I joked with Riccardo Muti after the concert here Monday night that if he had won one more award before the Chicago Symphony Orchestraconcludes its tour on Wednesday, the CSO will have to add another trunk to its 15 tons of cargo.
The second official honor the maestro received Monday was bestowed on him at the end of the concert: a black statuette to go with the certificate he had received earlier in the day awarding him “honorary resident” status. “Gracias, maestro,” said the presenter, Miguel Marquez Marquez, governor of the state of Guanajuato, “Guanajuato is your home.”
Addressing the audience in Italian, Muti praised “the great triangle” of cultural sister cities — Guanajuato, Chicago and Spoleto,
The maestro — who prides himself in his ability to control audiences as exactingly as he controls his 102 musicians — twiddled his fingers in the crowd's direction to wish them a grateful buenos noches.
A cozy, colonial-era town that historically has cultivated a cultural scene far out of proportion to its size, Guanajuato treated Muti and his band like royalty their entire two days here.
Their appearance at the top of the month-long Festival Internacional Cervantino was highly anticipated, and the demand for tickets ran so high that a closed-circuit TV hookup had to be arranged to broadcast Monday's concert to several hundred more music-lovers gathered on this warm night on steps outside the University of Guanajuato, not far from the Teatro Juarez, where the event took place.
Following the concert, Muti, looking rather helpless, stood outside the theater where he was awaiting a chauffeur who was to drive him to a late supper at his hotel.
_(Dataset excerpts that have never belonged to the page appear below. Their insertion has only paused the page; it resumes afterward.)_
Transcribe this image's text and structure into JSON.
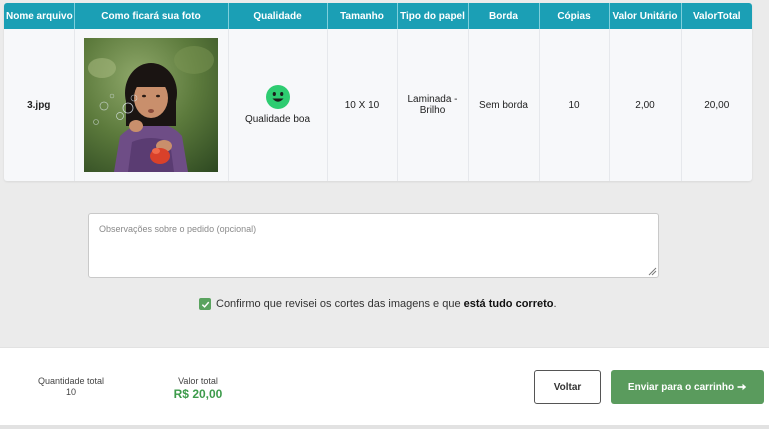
{
  "table": {
    "headers": [
      "Nome arquivo",
      "Como ficará sua foto",
      "Qualidade",
      "Tamanho",
      "Tipo do papel",
      "Borda",
      "Cópias",
      "Valor Unitário",
      "ValorTotal"
    ],
    "rows": [
      {
        "filename": "3.jpg",
        "quality": "Qualidade boa",
        "quality_icon": "smiley-face-icon",
        "size": "10 X 10",
        "paper_type": "Laminada - Brilho",
        "border": "Sem borda",
        "copies": "10",
        "unit_value": "2,00",
        "total_value": "20,00"
      }
    ]
  },
  "notes": {
    "placeholder": "Observações sobre o pedido (opcional)",
    "value": ""
  },
  "confirm": {
    "checked": true,
    "text_before": "Confirmo que revisei os cortes das imagens e que ",
    "text_strong": "está tudo correto",
    "text_after": "."
  },
  "footer": {
    "quantity_label": "Quantidade total",
    "quantity_value": "10",
    "total_label": "Valor total",
    "total_value": "R$ 20,00",
    "back_button": "Voltar",
    "cart_button": "Enviar para o carrinho",
    "cart_icon": "arrow-right-icon"
  },
  "colors": {
    "header_bg": "#1b9fb5",
    "accent_green": "#5a9b5d",
    "total_green": "#3d9b4b",
    "smiley": "#2ecc71"
  }
}
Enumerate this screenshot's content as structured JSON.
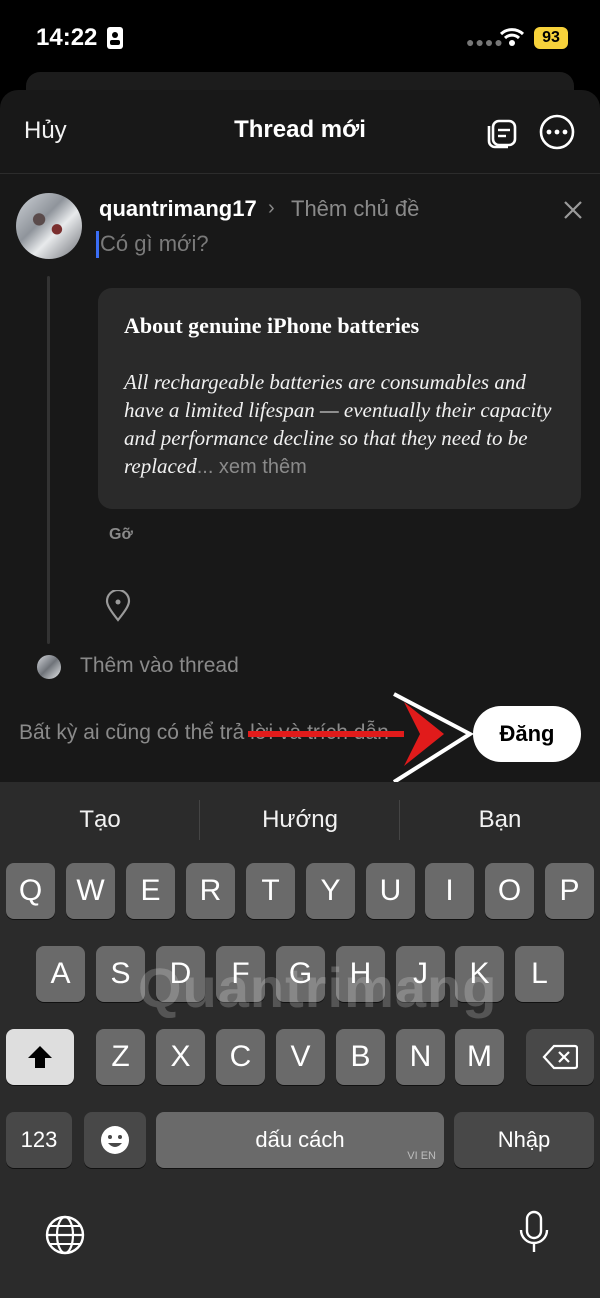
{
  "status_bar": {
    "time": "14:22",
    "battery": "93"
  },
  "header": {
    "cancel_label": "Hủy",
    "title": "Thread mới"
  },
  "compose": {
    "username": "quantrimang17",
    "topic_placeholder": "Thêm chủ đề",
    "text_placeholder": "Có gì mới?",
    "card_title": "About genuine iPhone batteries",
    "card_body": "All rechargeable batteries are consumables and have a limited lifespan — eventually their capacity and performance decline so that they need to be replaced",
    "card_more": "... xem thêm",
    "remove_label": "Gỡ",
    "add_thread_label": "Thêm vào thread",
    "reply_permission": "Bất kỳ ai cũng có thể trả lời và trích dẫn",
    "post_label": "Đăng"
  },
  "keyboard": {
    "suggestions": [
      "Tạo",
      "Hướng",
      "Bạn"
    ],
    "row1": [
      "Q",
      "W",
      "E",
      "R",
      "T",
      "Y",
      "U",
      "I",
      "O",
      "P"
    ],
    "row2": [
      "A",
      "S",
      "D",
      "F",
      "G",
      "H",
      "J",
      "K",
      "L"
    ],
    "row3": [
      "Z",
      "X",
      "C",
      "V",
      "B",
      "N",
      "M"
    ],
    "numbers_label": "123",
    "space_label": "dấu cách",
    "space_lang": "VI EN",
    "enter_label": "Nhập"
  },
  "watermark": "Quantrimang",
  "colors": {
    "accent": "#3b6ef5",
    "battery": "#f7d23b",
    "arrow": "#e11b1b"
  },
  "icons": [
    "wifi-icon",
    "portrait-lock-icon",
    "drafts-icon",
    "more-icon",
    "close-icon",
    "chevron-right-icon",
    "location-pin-icon",
    "shift-icon",
    "backspace-icon",
    "emoji-icon",
    "globe-icon",
    "microphone-icon"
  ]
}
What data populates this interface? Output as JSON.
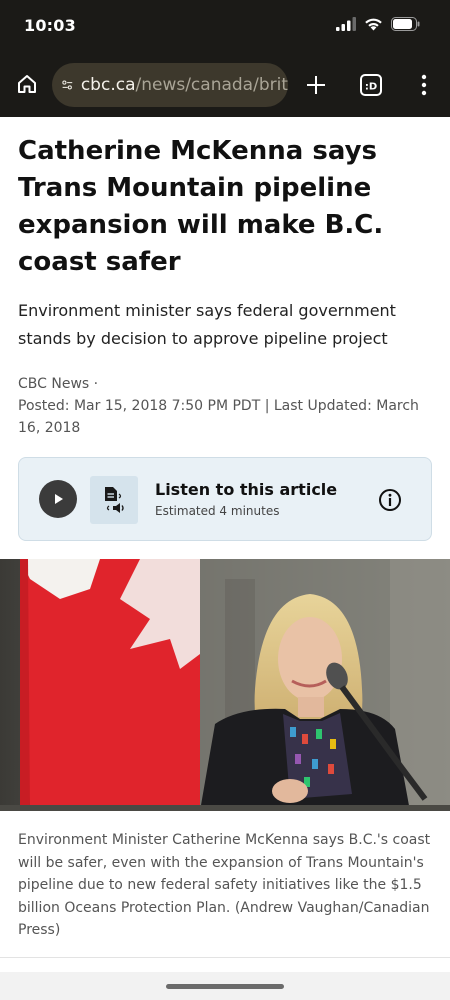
{
  "status_bar": {
    "time": "10:03"
  },
  "browser": {
    "url_domain": "cbc.ca",
    "url_path": "/news/canada/brit",
    "new_tab_icon": "plus-icon",
    "tabs_icon": "tab-switcher-icon",
    "tabs_count": ":D",
    "menu_icon": "more-vert-icon"
  },
  "article": {
    "headline": "Catherine McKenna says Trans Mountain pipeline expansion will make B.C. coast safer",
    "deck": "Environment minister says federal government stands by decision to approve pipeline project",
    "source": "CBC News ·",
    "dates": "Posted: Mar 15, 2018 7:50 PM PDT | Last Updated: March 16, 2018",
    "listen": {
      "title": "Listen to this article",
      "duration": "Estimated 4 minutes"
    },
    "caption": "Environment Minister Catherine McKenna says B.C.'s coast will be safer, even with the expansion of Trans Mountain's pipeline due to new federal safety initiatives like the $1.5 billion Oceans Protection Plan. (Andrew Vaughan/Canadian Press)"
  },
  "colors": {
    "chrome": "#1b1a17",
    "url_bar": "#3d382c",
    "listen_bg": "#e9f1f6",
    "flag_red": "#e0242c"
  }
}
His van was late, locked in the snarl of cars trying to wend their way through an ancient maze of small, cobbled lanes never designed to hold this much traffic.
And so the maestro was left to the mercy of fans who had attended the concert marking the CSO's debut in Mexico, many brandishing autograph books and cellphone cameras. A middle-aged man pleaded for an autograph, telling Muti he had driven 18 hours from the south of Mexico to hear him and the famous visitors from Chicago.
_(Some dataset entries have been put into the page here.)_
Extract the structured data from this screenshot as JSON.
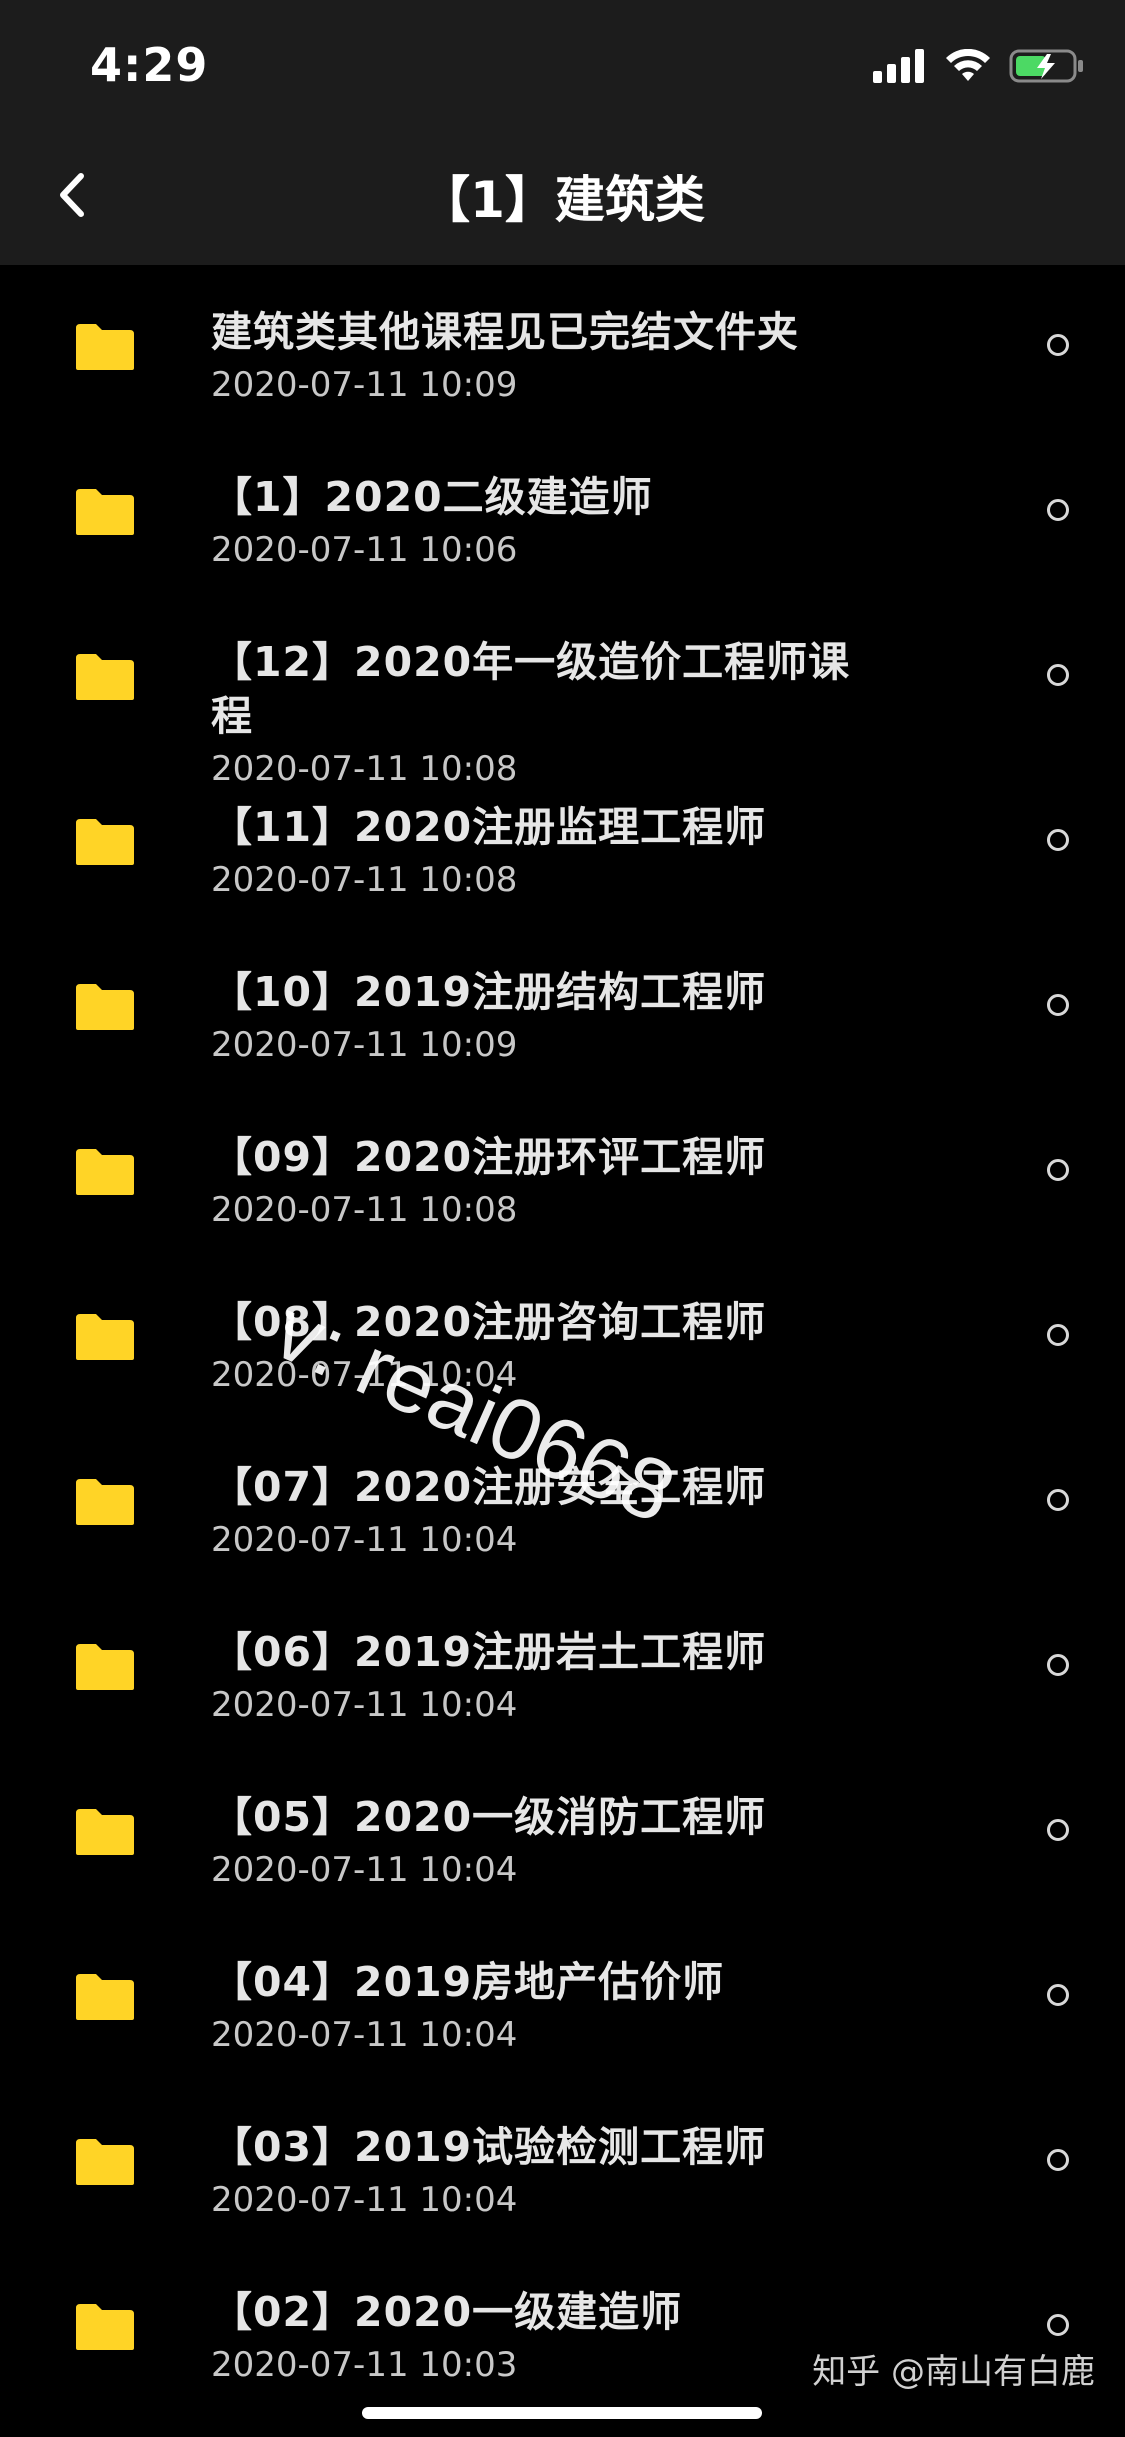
{
  "status_bar": {
    "time": "4:29"
  },
  "nav": {
    "title": "【1】建筑类"
  },
  "items": [
    {
      "name": "建筑类其他课程见已完结文件夹",
      "date": "2020-07-11 10:09"
    },
    {
      "name": "【1】2020二级建造师",
      "date": "2020-07-11 10:06"
    },
    {
      "name": "【12】2020年一级造价工程师课程",
      "date": "2020-07-11 10:08"
    },
    {
      "name": "【11】2020注册监理工程师",
      "date": "2020-07-11 10:08"
    },
    {
      "name": "【10】2019注册结构工程师",
      "date": "2020-07-11 10:09"
    },
    {
      "name": "【09】2020注册环评工程师",
      "date": "2020-07-11 10:08"
    },
    {
      "name": "【08】2020注册咨询工程师",
      "date": "2020-07-11 10:04"
    },
    {
      "name": "【07】2020注册安全工程师",
      "date": "2020-07-11 10:04"
    },
    {
      "name": "【06】2019注册岩土工程师",
      "date": "2020-07-11 10:04"
    },
    {
      "name": "【05】2020一级消防工程师",
      "date": "2020-07-11 10:04"
    },
    {
      "name": "【04】2019房地产估价师",
      "date": "2020-07-11 10:04"
    },
    {
      "name": "【03】2019试验检测工程师",
      "date": "2020-07-11 10:04"
    },
    {
      "name": "【02】2020一级建造师",
      "date": "2020-07-11 10:03"
    }
  ],
  "watermark": "v: reai0668",
  "credit": "知乎 @南山有白鹿",
  "colors": {
    "folder": "#FFD426",
    "background": "#000000",
    "bar": "#1C1C1C",
    "battery": "#4CD964"
  }
}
After finally sitting down to dinner, a voluble maestro held court well past midnight with a stream of anecdotes about, among others, conductors
So, you are wondering, what was the concert like?
I wish I could say the sound the audience got back from the hall was as pleasing to the ear as the ornate, Moorish-Spanish neoclassical interior was to the eye.
In the program's odd-couple pairing of the Cesar Franck Symphony and Brahms' Second, the hall gave back a bone-dry, albeit clear, "opera house" kind of sonority. You heard everything going on onstage, which aided Muti's elucidation of the winding chromatic lines of the Franck and the more saturated sonorities of the Brahms symphony.
Still, you knew something was amass when a single cellphone going off in the otherwise extremely mannerly audience carried greater impact than the entire brass choir situated at the rear of the small stage — even with a stage enclosure to help project the sound.
So, the Teatro Juarez is a major sonic disappointment –— as practically any concert hall in the world would have been following Carnegie Hall, the CSO's favorite acoustical home away from home. What a pity that a world-class arts festival lacks a world-class hall for symphonic music.
Muti's pacing and phrasing in the Franck symphony remained true the essence of his interpretation at Carnegie. Shaping the cyclical structure in broad paragraphs, emphasizing the organ-like sonorities (at least as far as the dead stage sound would allow him), he gave added attention to inner voices, such as the violas' countermelody to Scott Hostetler's melting English horn solo in the slow movement.
You could almost hear the sigh of relief among his colleagues when french horn Dale Clevenger made it through the performance unscathed.
As for the Brahms, the audience came away with the sensation that here was the composer's North German seriousness and rigor, warmed, so to speak, by the sun of southern Italy. Too bad that the final chord of the D major symphony, like that of the D minor Franck, evaporated in an instant.
Naturally a great roar went up from the theater, with a sea of cellphone cameras recording the action as Muti allowed principal players Daniel Gingrich (horn), Eugene Izotov (oboe), Mathieu Dufour (flute) and David McGill (bassoon) to receive well-deserved solo bows. Then he had individual choirs rise to join in the ovation before motioning the entire orchestra to stand.